Там бесу самое место. Воскресенье? Ну и что?! Суета мирская, народ толпами — только успевай искушать да пакостить! Наверняка у чёртова отродья и другие дела есть, кроме Михаила Суходольского. Весь город, сволочь рогатая, перекраивает, перелицовывает, как портной — дедовский сюртук. Скоро житья совсем не станет…
Следы бесовской бурной деятельности Клёст обнаруживал на каждом шагу. Город, по которому он шёл, превращался в адскую сцену — вроде той, вчерашней, на заковыристом чердаке геенны, только куда обширней. На Москалёвке ещё туда-сюда, а возле церкви — так и вовсе благолепие. Но чем ближе к Николаевской площади, тем плотнее громоздились на улицах кубы, призмы и конусы — каменные, деревянные, из папье-маше; уходили в бесконечность, отблёскивая изморозью, стальные пандусы и наклонные плоскости; старинные надгробия и дорические колонны высотой от полутора аршин до семи-восьми саженей торчали из мостовой — грибы, ей-богу, натуральные грибы!
Подлинные грибы, впрочем, тоже встречались, большей частью поганки.
Чёрная, густо закопченная труба пересекала улицу наискось. Одним концом она уходила в землю, другим — в окно третьего этажа дома напротив. С неба свисали длиннющие пряди женских волос — русые, каштановые, седые. Их доводилось раздвигать руками. Какие-то волосы были чисто вымыты, иные — сальные, грязные, в перхоти. По нелепой прихоти, вторые пахли ладаном и лавандой, первые же воняли серой. Миша старался избегать волос, но получалось не очень. Вот пандус: взберёшься — соскользнёшь. Вот нагромождение колонн: забредёшь — потеряешься. Вот беспокойный шлагбаум, вот самоходный пень…
Народ по улицам тоже шёл всякий.

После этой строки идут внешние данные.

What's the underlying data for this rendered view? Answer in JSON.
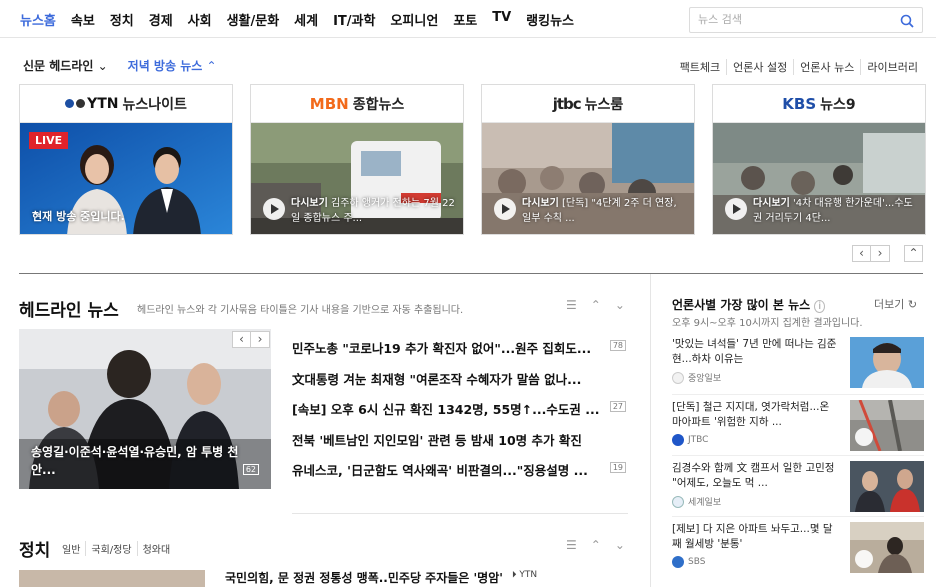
{
  "nav": {
    "items": [
      "뉴스홈",
      "속보",
      "정치",
      "경제",
      "사회",
      "생활/문화",
      "세계",
      "IT/과학",
      "오피니언",
      "포토",
      "TV",
      "랭킹뉴스"
    ],
    "search_placeholder": "뉴스 검색"
  },
  "subtabs": {
    "tab1": "신문 헤드라인",
    "tab2": "저녁 방송 뉴스"
  },
  "right_links": [
    "팩트체크",
    "언론사 설정",
    "언론사 뉴스",
    "라이브러리"
  ],
  "broadcasts": [
    {
      "logo": "YTN",
      "name": "뉴스나이트",
      "live": "LIVE",
      "text": "현재 방송 중입니다."
    },
    {
      "logo": "MBN",
      "name": "종합뉴스",
      "replay": "다시보기",
      "text": "김주하 앵커가 전하는 7월 22일 종합뉴스 주..."
    },
    {
      "logo": "jtbc",
      "name": "뉴스룸",
      "replay": "다시보기",
      "text": "[단독] \"4단계 2주 더 연장, 일부 수칙 ..."
    },
    {
      "logo": "KBS",
      "name": "뉴스9",
      "replay": "다시보기",
      "text": "'4차 대유행 한가운데'...수도권 거리두기 4단..."
    }
  ],
  "headline": {
    "title": "헤드라인 뉴스",
    "desc": "헤드라인 뉴스와 각 기사묶음 타이틀은 기사 내용을 기반으로 자동 추출됩니다.",
    "photo_caption": "송영길·이준석·윤석열·유승민, 암 투병 천안...",
    "photo_count": "62",
    "items": [
      {
        "text": "민주노총 \"코로나19 추가 확진자 없어\"...원주 집회도...",
        "count": "78"
      },
      {
        "text": "文대통령 겨눈 최재형 \"여론조작 수혜자가 말씀 없나...",
        "count": ""
      },
      {
        "text": "[속보] 오후 6시 신규 확진 1342명, 55명↑...수도권 ...",
        "count": "27"
      },
      {
        "text": "전북 '베트남인 지인모임' 관련 등 밤새 10명 추가 확진",
        "count": ""
      },
      {
        "text": "유네스코, '日군함도 역사왜곡' 비판결의...\"징용설명 ...",
        "count": "19"
      }
    ]
  },
  "politics": {
    "title": "정치",
    "subcats": [
      "일반",
      "국회/정당",
      "청와대"
    ],
    "headline": "국민의힘, 문 정권 정통성 맹폭..민주당 주자들은 '명암'",
    "source": "YTN"
  },
  "ranking": {
    "title": "언론사별 가장 많이 본 뉴스",
    "desc": "오후 9시~오후 10시까지 집계한 결과입니다.",
    "more": "더보기",
    "items": [
      {
        "text": "'맛있는 녀석들' 7년 만에 떠나는 김준현...하차 이유는",
        "source": "중앙일보"
      },
      {
        "text": "[단독] 철근 지지대, 엿가락처럼...온 마아파트 '위험한 지하 ...",
        "source": "JTBC"
      },
      {
        "text": "김경수와 함께 文 캠프서 일한 고민정 \"어제도, 오늘도 먹 ...",
        "source": "세계일보"
      },
      {
        "text": "[제보] 다 지은 아파트 놔두고...몇 달째 월세방 '분통'",
        "source": "SBS"
      }
    ]
  }
}
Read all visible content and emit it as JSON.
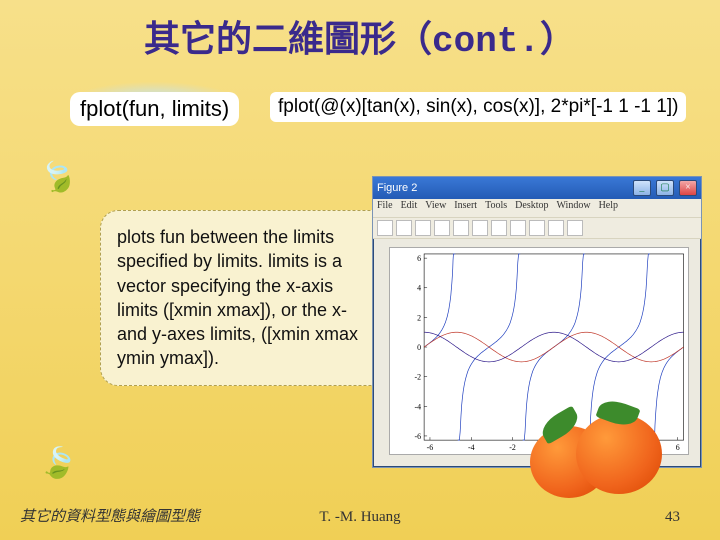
{
  "title_zh": "其它的二維圖形（",
  "title_mono": "cont.",
  "title_close": "）",
  "signature": "fplot(fun, limits)",
  "call_example": "fplot(@(x)[tan(x), sin(x), cos(x)], 2*pi*[-1 1 -1 1])",
  "description": "plots fun between the limits specified by limits. limits is a vector specifying the x-axis limits ([xmin xmax]), or the x- and y-axes limits, ([xmin xmax ymin ymax]).",
  "figure_window": {
    "title": "Figure 2",
    "menu": [
      "File",
      "Edit",
      "View",
      "Insert",
      "Tools",
      "Desktop",
      "Window",
      "Help"
    ]
  },
  "chart_data": {
    "type": "line",
    "xlim": [
      -6.2832,
      6.2832
    ],
    "ylim": [
      -6.2832,
      6.2832
    ],
    "xticks": [
      -6,
      -4,
      -2,
      0,
      2,
      4,
      6
    ],
    "yticks": [
      -6,
      -4,
      -2,
      0,
      2,
      4,
      6
    ],
    "series": [
      {
        "name": "tan(x)",
        "color": "#1f3fbf",
        "asymptotes": [
          -4.7124,
          -1.5708,
          1.5708,
          4.7124
        ]
      },
      {
        "name": "sin(x)",
        "color": "#c0392b"
      },
      {
        "name": "cos(x)",
        "color": "#2e1a8a"
      }
    ],
    "grid": false
  },
  "footer": {
    "left": "其它的資料型態與繪圖型態",
    "center": "T. -M. Huang",
    "right": "43"
  }
}
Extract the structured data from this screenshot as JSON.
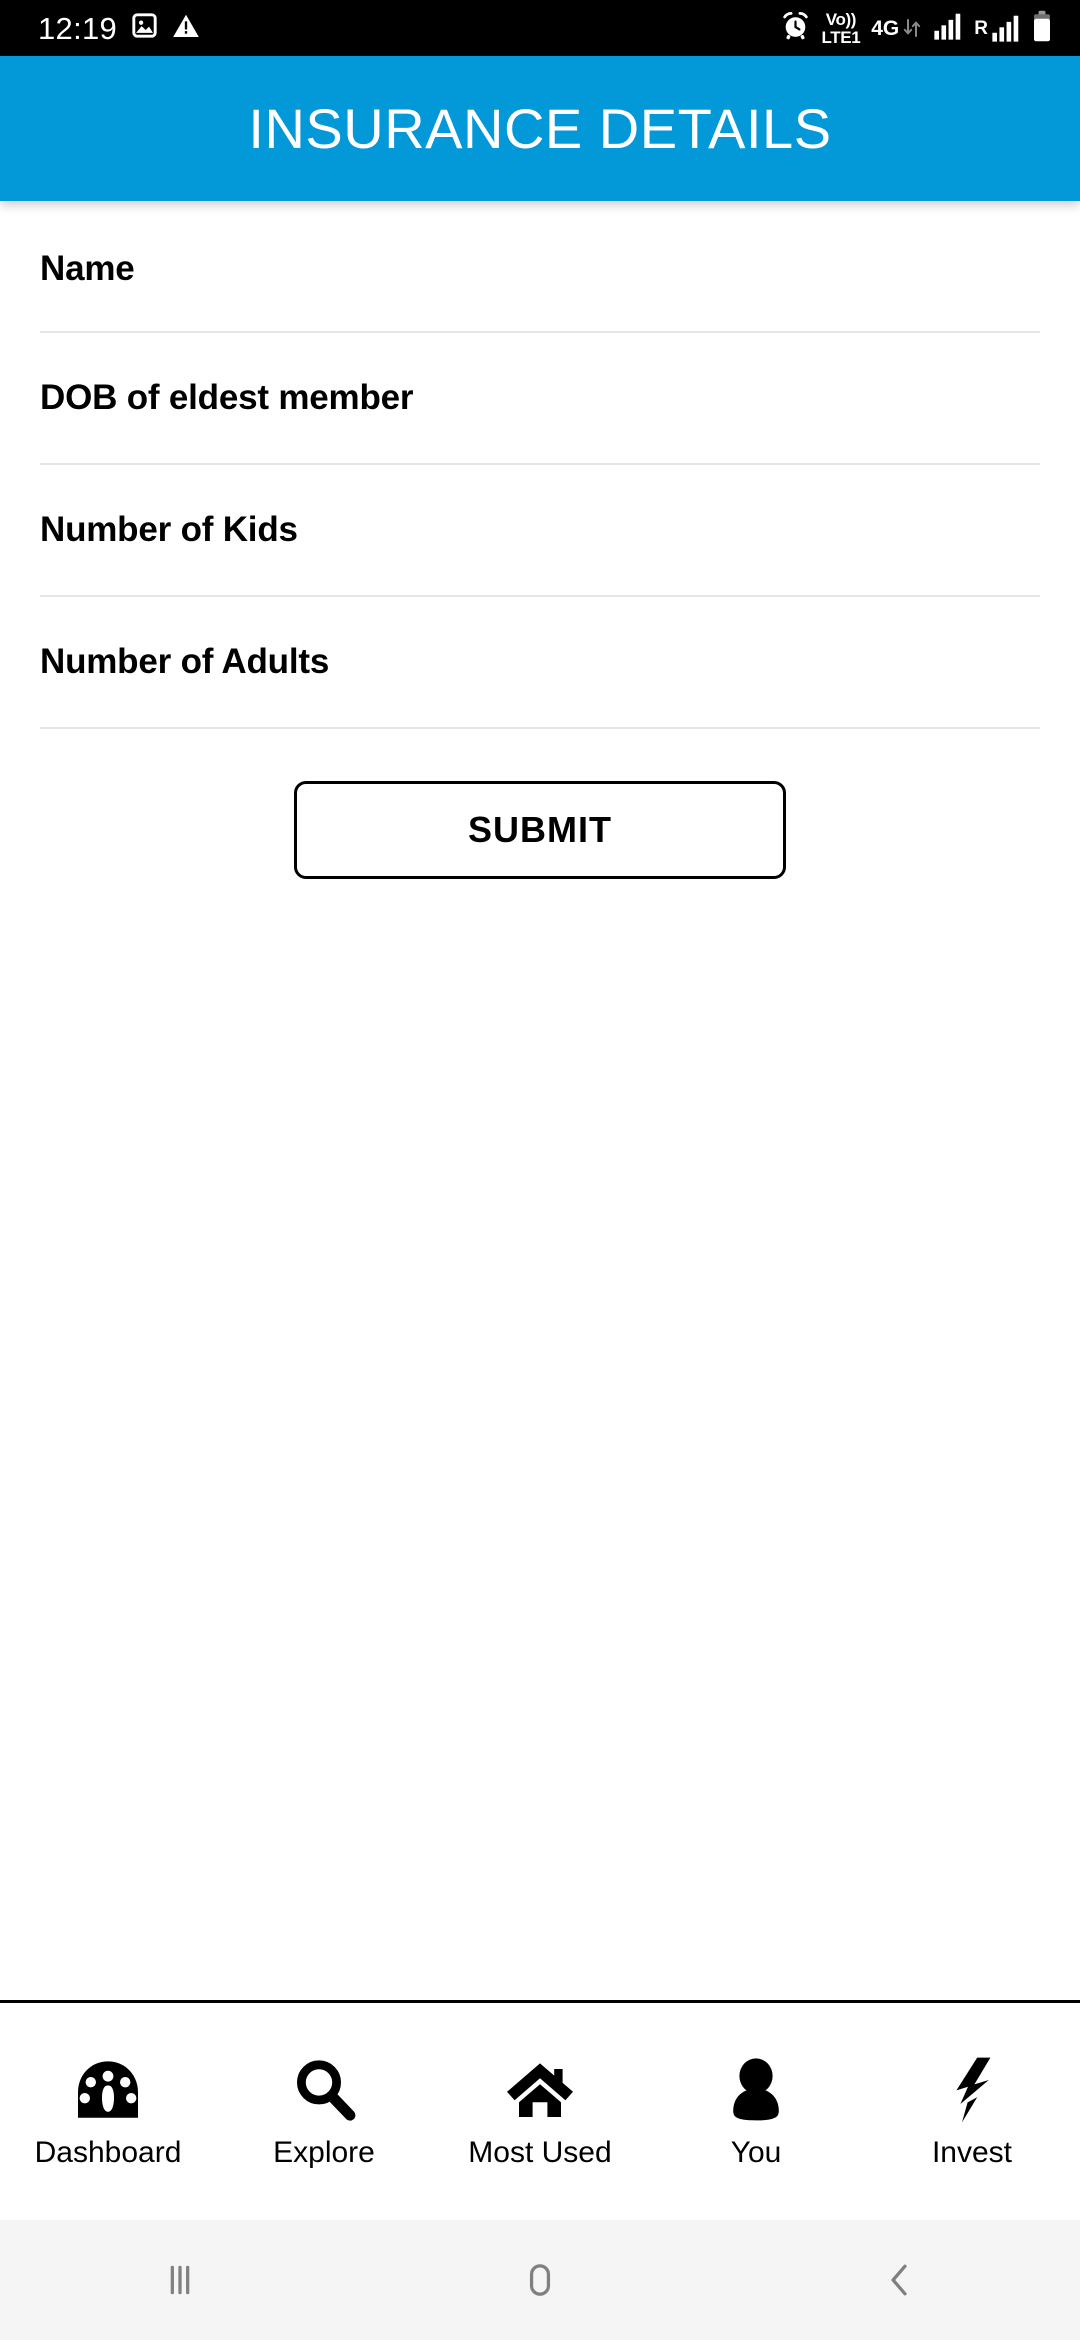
{
  "status_bar": {
    "time": "12:19",
    "left_icons": [
      {
        "name": "image-icon"
      },
      {
        "name": "warning-triangle-icon"
      }
    ],
    "right_icons": [
      {
        "name": "alarm-clock-icon"
      },
      {
        "name": "volte-icon",
        "top": "Vo))",
        "bottom": "LTE1"
      },
      {
        "name": "data-network-icon",
        "label": "4G"
      },
      {
        "name": "signal-bars-sim1-icon"
      },
      {
        "name": "roaming-signal-icon",
        "label": "R"
      },
      {
        "name": "battery-icon"
      }
    ]
  },
  "header": {
    "title": "INSURANCE DETAILS",
    "background_color": "#0398d8",
    "text_color": "#ffffff"
  },
  "form": {
    "fields": [
      {
        "label": "Name",
        "value": "",
        "placeholder": ""
      },
      {
        "label": "DOB of eldest member",
        "value": "",
        "placeholder": ""
      },
      {
        "label": "Number of Kids",
        "value": "",
        "placeholder": ""
      },
      {
        "label": "Number of Adults",
        "value": "",
        "placeholder": ""
      }
    ],
    "submit_label": "SUBMIT"
  },
  "bottom_nav": {
    "items": [
      {
        "label": "Dashboard",
        "icon": "speedometer-icon"
      },
      {
        "label": "Explore",
        "icon": "magnifier-icon"
      },
      {
        "label": "Most Used",
        "icon": "home-icon"
      },
      {
        "label": "You",
        "icon": "person-icon"
      },
      {
        "label": "Invest",
        "icon": "lightning-bolt-icon"
      }
    ]
  },
  "system_nav": {
    "buttons": [
      {
        "name": "recents-button"
      },
      {
        "name": "home-button"
      },
      {
        "name": "back-button"
      }
    ],
    "background_color": "#f5f5f5",
    "icon_color": "#808080"
  }
}
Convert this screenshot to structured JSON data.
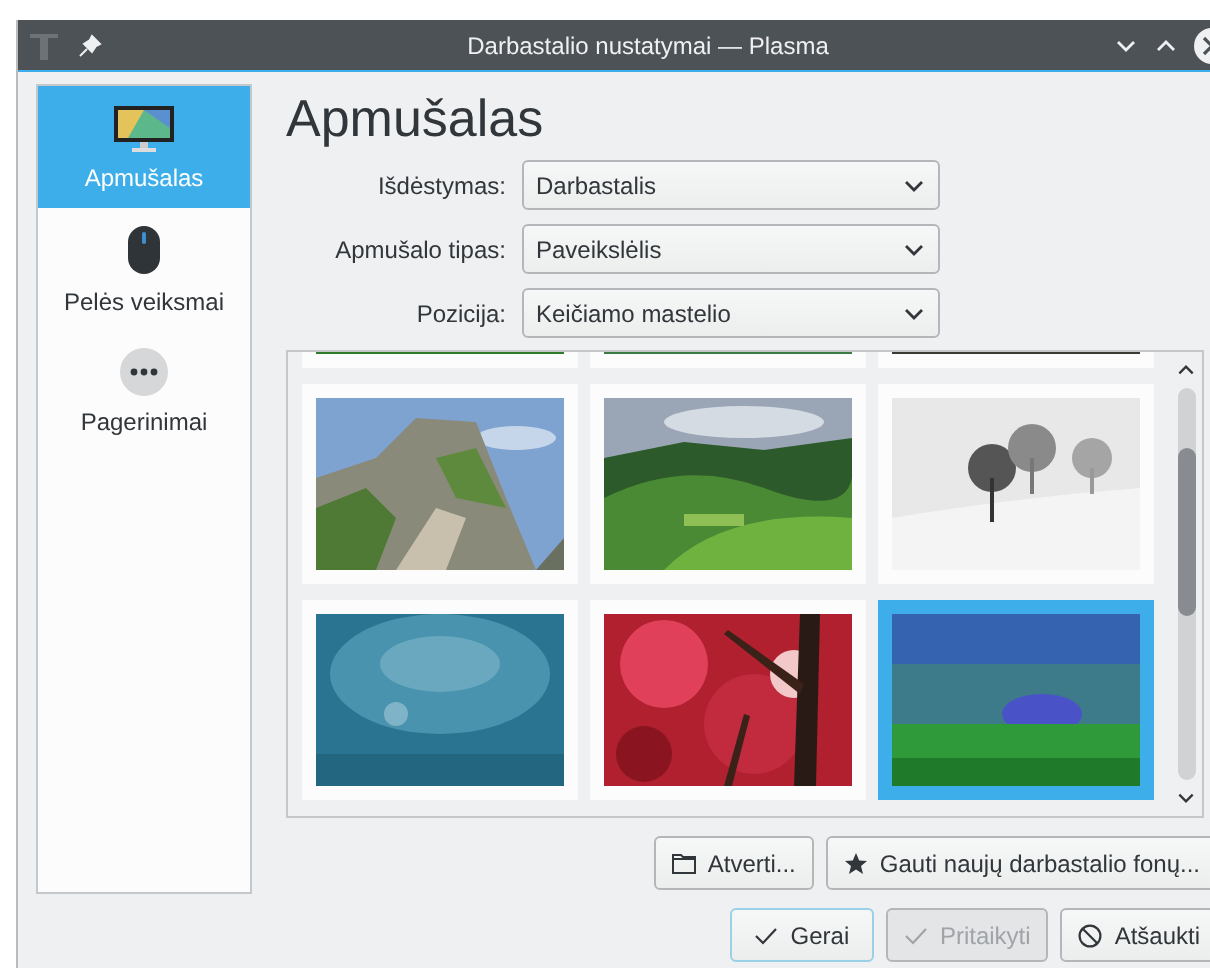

Попадались люди обычные, приличные: усатый казак в лиловом бешмете, при папахе, портупее и шашке; купчина размером с гиппопотама дымил сигарой толщиной с оглоблю; девица-мещанка хвалилась накидкой сиреневого сукна с капюшоном; мастеровые, чиновники, торговки, нищие, дородная старуха в бордовом салопе…
Нет, старуха была уже из других.
Меж людьми, несомые мартовским ветром, проплывали бледные до прозрачности существа — утопленницы, духи, не пойми какая нежить. У некоторых прохожих, с виду вполне обычных, при ближайшем рассмотрении обнаруживались рога или хвост, собачья голова, ноги, вывернутые в коленках назад. Угрозы от них не исходило — даже от гниющего кассира, временами мелькавшего в толпе, и старухи в бордовом салопе. Мишино чувство опасности молчало; он быстро перестал обращать внимание на тварей и сосредоточился на прокладывании пути-дороженьки в той чертовщине, которой стараниями беса обернулся благополучный губернский город Х.
Спрятаться решил? Надгробиями отгородился? Армией преисподней?! От Клёста не спрячешься! Где тебя искать, где? Куда бесу податься в воскресенье? Уж всяко не в церковь!
Куда же?!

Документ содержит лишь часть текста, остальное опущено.